Votre trésorerie ne doit pas dormir. Pour une société, le bon placement dépend d’abord de trois paramètres simples : quand l’argent doit redevenir disponible, quel niveau de risque vous acceptez et comment le gain sera fiscalisé. Le compte à terme, les fonds monétaires, le contrat de capitalisation et le CTO ne répondent pas au même besoin. Les deux premiers servent surtout la liquidité ; les deux derniers relèvent davantage d’une logique patrimoniale et d’allocation d’actifs. (economie.gouv.fr)

Le bon arbitrage ne consiste pas à chercher “le meilleur rendement”, mais à éviter de bloquer une réserve opérationnelle ou, à l’inverse, à laisser une poche réellement excédentaire sur un compte courant peu rémunéré. Dans une réflexion plus globale, il est souvent utile d’articuler la trésorerie d’entreprise et le patrimoine personnel afin de ne pas confondre argent de sécurité, cash de projet et capital à faire fructifier. (amf-france.org)

Avant de placer, distinguer trésorerie d’exploitation et trésorerie réellement excédentaire

La première erreur consiste à traiter toute la trésorerie de la société comme un surplus. En pratique, il faut séparer au moins quatre poches :

  • La trésorerie d’exploitation, nécessaire pour payer les charges courantes, les salaires, la TVA, les échéances sociales et les imprévus.
  • Le matelas de sécurité, destiné à absorber un retard client, une baisse d’activité ou une dépense exceptionnelle.
  • La trésorerie de projet, réservée à un investissement, un rachat, un remboursement ou une distribution envisagée.
  • Le véritable excédent, c’est-à-dire la partie qui peut être immobilisée ou investie sans fragiliser le fonctionnement de la société.

Plus la visibilité sur la date de sortie est bonne, plus la solution peut être structurée. C’est précisément le sens d’une approche de cash management patrimonial pour la poche de liquidités : on ne place pas la même somme avec un horizon de trois semaines et avec un horizon de trois ans.

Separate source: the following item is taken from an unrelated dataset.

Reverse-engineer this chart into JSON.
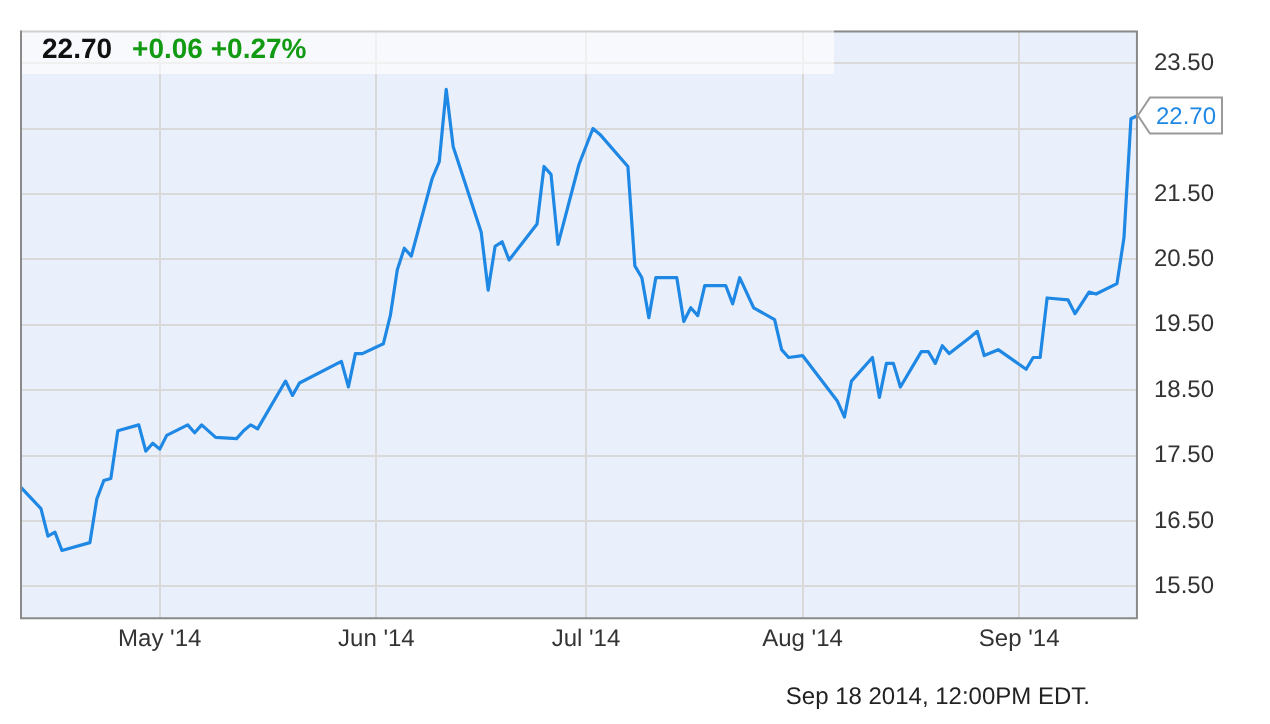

CAT et fonds monétaires : la base d’une poche de liquidité

Le compte à terme, quand la date de besoin est connue

Le compte à terme est la solution la plus simple pour une société qui sait qu’elle n’aura pas besoin des fonds avant une date donnée. Selon le ministère de l’Économie, le montant est bloqué pendant une durée fixée à l’avance, le taux est le plus souvent connu dès l’ouverture, la durée peut aller d’un mois à cinq ans, et le produit est présenté comme sans risque de perte en capital à l’échéance. En revanche, le prix de cette visibilité est l’illiquidité pendant la période de blocage.

  • Le CAT convient bien à une trésorerie datée, par exemple un remboursement prévu, une distribution différée ou un projet clairement programmé.
  • Il fonctionne comme une réserve “parquée”, pas comme un support d’optimisation financière sophistiqué.
  • Plus l’échéance est proche de votre besoin réel, plus le CAT devient pertinent.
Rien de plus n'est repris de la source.